Этот главный семитский бог сумел пробить дорогу в римские храмы, причем во многих обличьях. Римляне, жившие на Востоке, вероятно, поклонялись ему под именем Зевса или Юпитера. Однако образ бога солнца, получивший особую значимость в поздний период, означал главным образом Ваала и Митру; существенно меньшим вниманием пользовался древний Сол-Гелиос. В конце концов и Элагабал снискал видное и важное положение в римском пантеоне, по крайней мере на некоторое время, благодаря сумасшедшему юноше, который был и остался его жрецом и взял себе имя бога, взойдя на мировой престол. Высшего своего проявления теократия достигла, когда Антонин Бассиан перенес (между 218-м и 222 гг.) Черный Камень из Эмесы в Рим. Новый бог получил огромный храм, бесчисленные жертвы, а вскоре и жену. Император достал из Карфагена изображение и сокровища Небесной богини и сочетал ее браком с Элагабалом; в мифах ничто этому не противоречило.
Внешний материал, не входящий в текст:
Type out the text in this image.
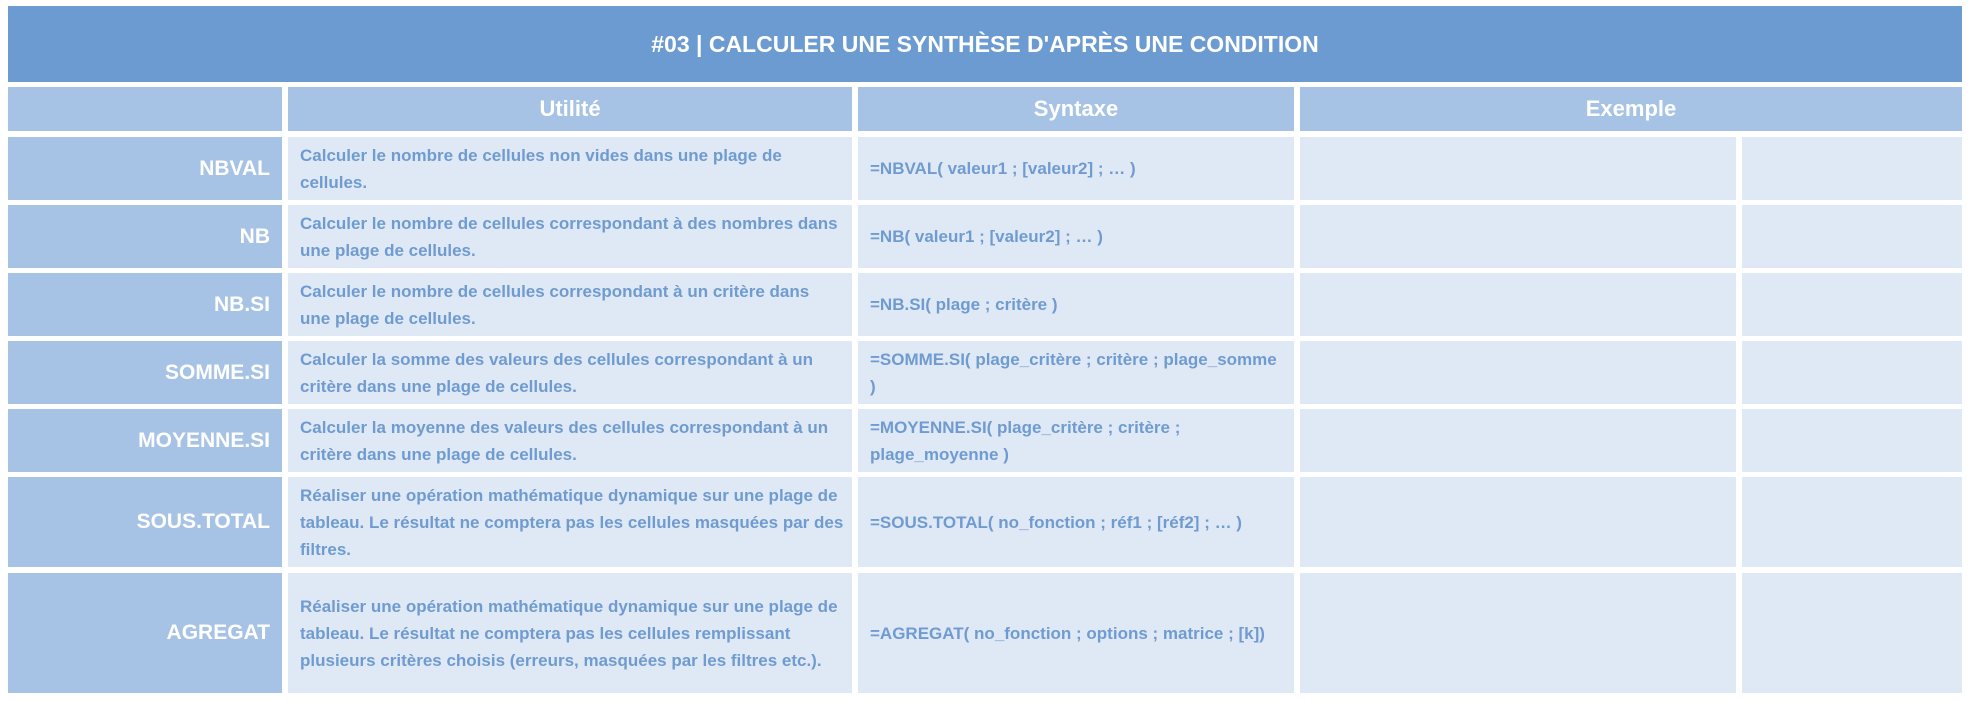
#03 | CALCULER UNE SYNTHÈSE D'APRÈS UNE CONDITION
Utilité	Syntaxe	Exemple
NBVAL
Calculer le nombre de cellules non vides dans une plage de cellules.
=NBVAL( valeur1 ; [valeur2] ; … )
NB
Calculer le nombre de cellules correspondant à des nombres dans une plage de cellules.
=NB( valeur1 ; [valeur2] ; … )
NB.SI
Calculer le nombre de cellules correspondant à un critère dans une plage de cellules.
=NB.SI( plage ; critère )
SOMME.SI
Calculer la somme des valeurs des cellules correspondant à un critère dans une plage de cellules.
=SOMME.SI( plage_critère ; critère ; plage_somme )
MOYENNE.SI
Calculer la moyenne des valeurs des cellules correspondant à un critère dans une plage de cellules.
=MOYENNE.SI( plage_critère ; critère ; plage_moyenne )
SOUS.TOTAL
Réaliser une opération mathématique dynamique sur une plage de tableau. Le résultat ne comptera pas les cellules masquées par des filtres.
=SOUS.TOTAL( no_fonction ; réf1 ; [réf2] ; … )
AGREGAT
Réaliser une opération mathématique dynamique sur une plage de tableau. Le résultat ne comptera pas les cellules remplissant plusieurs critères choisis (erreurs, masquées par les filtres etc.).
=AGREGAT( no_fonction ; options ; matrice ; [k])
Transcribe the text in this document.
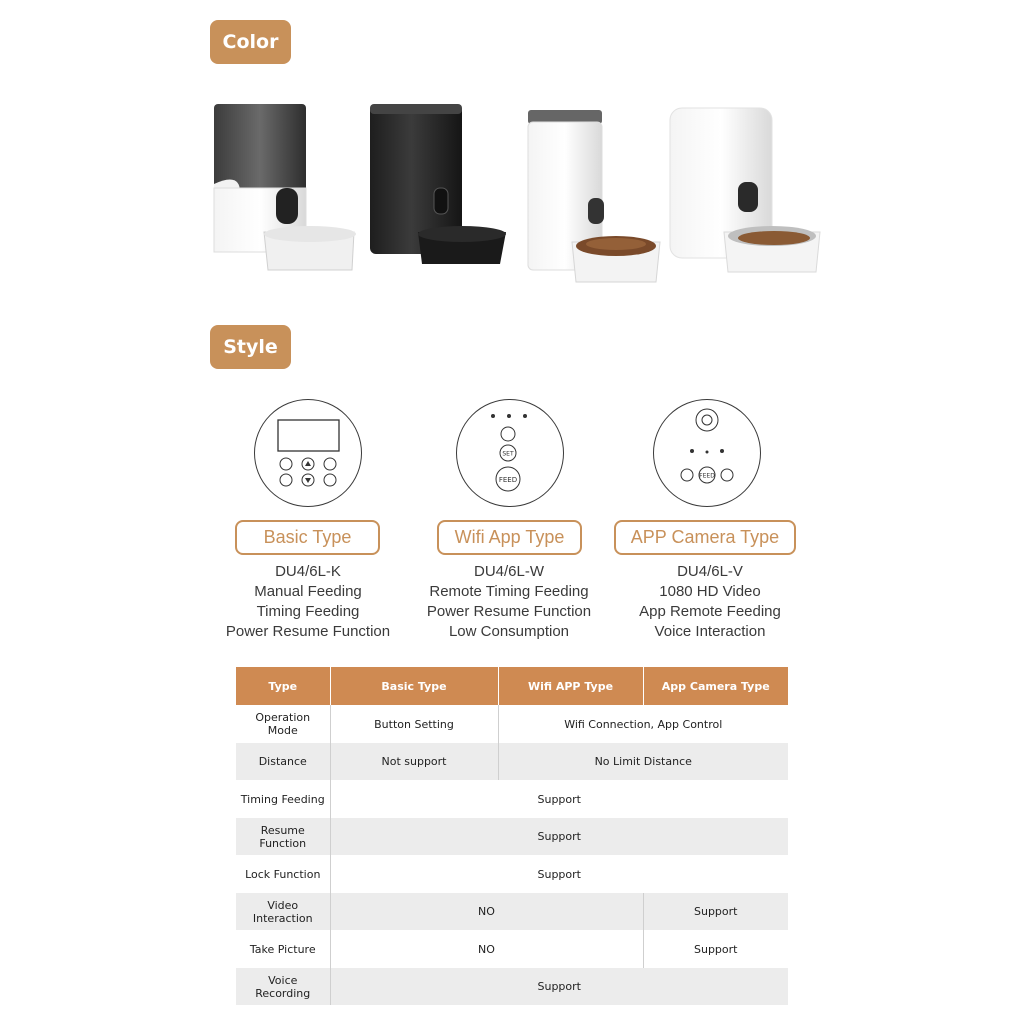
Color
Style
SET
FEED	FEED
Basic Type	Wifi App Type	APP Camera Type
DU4/6L-K
Manual Feeding
Timing Feeding
Power Resume Function
DU4/6L-W
Remote Timing Feeding
Power Resume Function
Low Consumption
DU4/6L-V
1080 HD Video
App Remote Feeding
Voice Interaction
Type	Basic Type	Wifi APP Type	App Camera Type
Operation Mode	Button Setting	Wifi Connection, App Control	
Distance	Not support	No Limit Distance	
Timing Feeding	Support		
Resume Function	Support		
Lock Function	Support		
Video Interaction	NO		Support
Take Picture	NO		Support
Voice Recording	Support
Риму и Италии было велено торжественно отпраздновать чудесную свадьбу. Палладий, огонь Весты и другие древние римские культовые предметы перенесли в святилище нового бога. После убийства порфироносного жреца камень был отправлен обратно в Сирию, видимо, потому, что слишком много неприятных воспоминаний было с ним связано.
Но в Римской империи культ Великой богини, носившей много имен, намного превосходил по значимости культ Ваала. Взятая вместе с богом солнца, она – луна; в широком смысле она – природа, мать всего живого. Начиная со времен далекой древности Ближний Восток устраивал в ее честь буйные вакханалии, приличествующие свободному от норм морали божеству. Радостные крики и траурные стенания, оргиастические танцы и скорбная музыка флейт, женская проституция и самооскопление мужчин постоянно сопутствовали этому культу природной, чувственной жизни. Сам по себе миф был не так уж известен, но, изменяясь в зависимости от места и времени, вплетался в ткань этих празднеств и дал римлянам последующих поколений сюжет для таинственных мистерий.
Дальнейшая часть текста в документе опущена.